Cette question de la définition de la crise touche à ce qui m’a toujours gêné chez Marx et les marxistes : on est à l’affût de la crise du capitalisme, car elle peut provoquer la révolution et le passage à une société socialiste, mais cette crise n’est elle-même jamais définie, ni dans l’oeuvre de Marx, ni chez d’autres marxistes. Finalement, la crise étant tout sauf un Dauerzustand (un état permanent) on trouve beaucoup plus d’éléments chez Gramsci pour penser le concept de crise que chez Marx ou même dans ce grand article d’H. Trevor-Roper. J’ai adopté d’une manière finalement assez peu critique ce qu’il a dit de la crise générale du XVIIe siècle pour le faire entrer dans la discussion sur le XXe siècle.

Q : Un des aspects essentiels de cette crise tient à un concept, celui de la « contemporanéité du non-contemporain » (Gleichzeitigkeit des Ungleichzeitigen, La « Solution finale » dans l’histoire, p. 117). Pouvez-vous revenir sur son origine et l’usage que vous en faites ?

R : Cela vient d’Ernst Bloch et c’est presque une banalité : il y a une coexistence d’une bourgeoisie ultracapitaliste et d’une classe dirigeante traditionaliste. La thèse d’E. Bloch est la suivante : il faut essayer de comprendre la nature contemporaine du non-contemporain, car c’est ce qui définit un potentiel de crise [15]. Il s’attache à définir cette crise avec une formule, celle de la gestaute Wut : la fureur contenue, endiguée. Cette gestaute Wut se retrouve au XXe siècle, et je suis ici E. Bloch, à travers deux des bases sociales du nazisme, dans la Mittelstand et la Kleinbürgertum : cette fureur explose, ou bien on enlève les digues qui la contiennent, ce qu’Hitler et Mussolini ont fait dans une certaine mesure, et l’on s’approche d’un désastre.

Q : Dans La « Solution finale » dans l’histoire, vous attribuez à la guerre germanosoviétique un caractère éclairant de croisade, en la comparant à la première croisade. Vous mentionnez aussi, au passage, le caractère de « guerre sainte laïcisée » qu’eut la Première Guerre mondiale. Pouvez-vous développer cette analogie ?

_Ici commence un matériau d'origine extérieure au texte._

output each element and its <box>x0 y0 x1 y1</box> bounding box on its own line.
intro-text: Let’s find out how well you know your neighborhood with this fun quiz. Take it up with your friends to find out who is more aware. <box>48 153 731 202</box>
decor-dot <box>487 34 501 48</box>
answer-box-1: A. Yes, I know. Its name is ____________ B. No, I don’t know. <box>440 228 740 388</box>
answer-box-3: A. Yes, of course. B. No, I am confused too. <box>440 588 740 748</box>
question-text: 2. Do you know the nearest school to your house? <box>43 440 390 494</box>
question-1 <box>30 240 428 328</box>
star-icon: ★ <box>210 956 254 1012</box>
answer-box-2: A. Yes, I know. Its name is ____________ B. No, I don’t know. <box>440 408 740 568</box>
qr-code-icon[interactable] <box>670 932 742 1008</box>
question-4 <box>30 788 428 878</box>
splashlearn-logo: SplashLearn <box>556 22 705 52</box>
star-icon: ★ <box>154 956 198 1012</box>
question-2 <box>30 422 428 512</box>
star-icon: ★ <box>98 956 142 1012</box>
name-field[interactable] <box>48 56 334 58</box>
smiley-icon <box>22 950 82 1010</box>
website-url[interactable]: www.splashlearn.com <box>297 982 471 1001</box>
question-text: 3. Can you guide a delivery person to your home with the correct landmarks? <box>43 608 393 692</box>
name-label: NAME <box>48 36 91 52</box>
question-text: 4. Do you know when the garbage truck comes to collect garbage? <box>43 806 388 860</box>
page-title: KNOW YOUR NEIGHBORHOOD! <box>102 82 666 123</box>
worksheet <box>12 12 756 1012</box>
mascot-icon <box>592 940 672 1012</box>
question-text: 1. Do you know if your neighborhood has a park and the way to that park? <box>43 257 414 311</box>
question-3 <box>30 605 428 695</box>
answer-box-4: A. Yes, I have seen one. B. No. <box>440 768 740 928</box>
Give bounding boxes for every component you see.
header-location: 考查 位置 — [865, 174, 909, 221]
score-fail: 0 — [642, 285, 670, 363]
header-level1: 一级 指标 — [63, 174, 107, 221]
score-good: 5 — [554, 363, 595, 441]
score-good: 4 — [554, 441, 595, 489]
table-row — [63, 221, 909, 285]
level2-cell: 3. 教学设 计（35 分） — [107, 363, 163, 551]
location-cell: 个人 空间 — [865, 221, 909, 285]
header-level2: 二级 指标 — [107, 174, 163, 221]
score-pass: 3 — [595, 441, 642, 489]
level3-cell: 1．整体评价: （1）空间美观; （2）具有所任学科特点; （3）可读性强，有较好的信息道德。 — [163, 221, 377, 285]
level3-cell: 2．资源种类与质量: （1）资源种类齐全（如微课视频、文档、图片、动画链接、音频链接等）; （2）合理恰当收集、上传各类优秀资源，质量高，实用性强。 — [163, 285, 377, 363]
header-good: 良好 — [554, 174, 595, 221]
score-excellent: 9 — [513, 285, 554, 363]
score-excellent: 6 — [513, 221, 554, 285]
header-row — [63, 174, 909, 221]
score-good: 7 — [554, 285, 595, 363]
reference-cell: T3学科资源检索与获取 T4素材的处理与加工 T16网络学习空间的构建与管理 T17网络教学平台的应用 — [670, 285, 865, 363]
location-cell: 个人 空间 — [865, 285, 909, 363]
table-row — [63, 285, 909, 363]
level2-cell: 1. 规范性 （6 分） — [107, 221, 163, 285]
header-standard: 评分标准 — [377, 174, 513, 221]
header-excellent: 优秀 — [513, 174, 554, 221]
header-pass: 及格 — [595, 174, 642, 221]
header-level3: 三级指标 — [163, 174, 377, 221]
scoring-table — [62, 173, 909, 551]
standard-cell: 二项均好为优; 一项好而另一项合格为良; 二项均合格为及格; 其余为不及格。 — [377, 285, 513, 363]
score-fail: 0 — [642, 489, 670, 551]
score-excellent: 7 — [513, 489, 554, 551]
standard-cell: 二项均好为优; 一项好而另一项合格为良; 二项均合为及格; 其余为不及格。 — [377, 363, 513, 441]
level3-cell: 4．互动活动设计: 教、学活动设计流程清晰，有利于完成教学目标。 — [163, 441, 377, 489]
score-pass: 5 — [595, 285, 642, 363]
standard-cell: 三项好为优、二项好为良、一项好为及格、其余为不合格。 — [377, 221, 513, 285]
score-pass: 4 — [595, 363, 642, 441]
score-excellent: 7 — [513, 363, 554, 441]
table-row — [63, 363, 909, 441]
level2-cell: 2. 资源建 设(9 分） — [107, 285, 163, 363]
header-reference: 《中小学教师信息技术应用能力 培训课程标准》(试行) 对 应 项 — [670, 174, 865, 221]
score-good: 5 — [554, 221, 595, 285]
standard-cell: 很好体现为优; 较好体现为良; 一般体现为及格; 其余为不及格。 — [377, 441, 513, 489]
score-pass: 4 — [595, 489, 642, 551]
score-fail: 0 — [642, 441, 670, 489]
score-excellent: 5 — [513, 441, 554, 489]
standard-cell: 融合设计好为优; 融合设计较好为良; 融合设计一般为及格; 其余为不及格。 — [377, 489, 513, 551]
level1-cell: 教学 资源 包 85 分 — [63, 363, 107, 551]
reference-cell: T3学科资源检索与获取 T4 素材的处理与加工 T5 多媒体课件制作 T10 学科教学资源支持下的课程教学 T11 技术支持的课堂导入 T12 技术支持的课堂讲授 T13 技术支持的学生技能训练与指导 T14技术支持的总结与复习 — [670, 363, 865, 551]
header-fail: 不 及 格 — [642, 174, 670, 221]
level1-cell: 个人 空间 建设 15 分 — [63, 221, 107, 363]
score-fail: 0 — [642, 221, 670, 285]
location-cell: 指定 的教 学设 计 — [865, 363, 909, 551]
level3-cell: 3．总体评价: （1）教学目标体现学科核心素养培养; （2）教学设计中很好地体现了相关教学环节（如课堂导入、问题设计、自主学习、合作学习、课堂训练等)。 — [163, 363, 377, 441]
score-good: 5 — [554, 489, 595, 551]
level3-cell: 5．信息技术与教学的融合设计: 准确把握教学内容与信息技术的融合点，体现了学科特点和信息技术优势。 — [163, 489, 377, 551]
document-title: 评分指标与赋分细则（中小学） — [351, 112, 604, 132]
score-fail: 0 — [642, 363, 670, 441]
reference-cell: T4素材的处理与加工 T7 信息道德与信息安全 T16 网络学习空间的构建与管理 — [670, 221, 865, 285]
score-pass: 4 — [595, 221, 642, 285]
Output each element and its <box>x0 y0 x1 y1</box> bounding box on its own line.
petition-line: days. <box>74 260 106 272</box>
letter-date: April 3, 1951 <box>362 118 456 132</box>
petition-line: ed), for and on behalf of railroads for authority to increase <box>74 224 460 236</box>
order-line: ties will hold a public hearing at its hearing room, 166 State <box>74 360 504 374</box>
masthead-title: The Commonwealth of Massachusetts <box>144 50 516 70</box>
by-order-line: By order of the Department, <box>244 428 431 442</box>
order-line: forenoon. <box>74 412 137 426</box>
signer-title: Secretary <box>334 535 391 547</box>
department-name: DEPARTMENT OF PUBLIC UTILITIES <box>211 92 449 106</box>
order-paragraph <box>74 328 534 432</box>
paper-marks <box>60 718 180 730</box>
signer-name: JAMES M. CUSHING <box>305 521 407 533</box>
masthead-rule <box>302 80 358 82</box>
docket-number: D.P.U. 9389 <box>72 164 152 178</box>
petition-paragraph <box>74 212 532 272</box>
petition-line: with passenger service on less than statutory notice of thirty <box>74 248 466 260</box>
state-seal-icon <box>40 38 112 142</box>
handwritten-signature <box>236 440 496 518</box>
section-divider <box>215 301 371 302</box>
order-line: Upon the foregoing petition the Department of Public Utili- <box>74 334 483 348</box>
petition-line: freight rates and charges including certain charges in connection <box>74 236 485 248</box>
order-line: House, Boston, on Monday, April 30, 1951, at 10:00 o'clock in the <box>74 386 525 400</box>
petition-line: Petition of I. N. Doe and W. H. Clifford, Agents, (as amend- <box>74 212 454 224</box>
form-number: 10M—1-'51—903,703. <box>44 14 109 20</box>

R : Comment expliquer ces campagnes militaires de 1914 à 1918, ces soldats qui savent qu’ils vont être massacrés au moment où ils doivent sortir de la tranchée, sans qu’il y ait une idéologie forte ? Ces massacres, avec leur dimension mutuelle, mais surtout d’autosacrifice, comment les expliquer sans cet élément religieux ? J’ai pris un raccourci en disant qu’en 1917 les choses devenaient claires, quand Wilson instille l’idéologie de la démocratie, mais en réalité la dimension idéologique est présente dès le début. On peut d’ailleurs faire l’analogie avec d’autres événements : lorsqu’Eisenhower prépare le débarquement de Normandie en sachant l’ampleur immense des pertes à venir. On touche à un élément qui reste pour moi mystérieux, le suicide individuel et collectif. J’ai lu beaucoup de choses là-dessus sans parvenir à comprendre.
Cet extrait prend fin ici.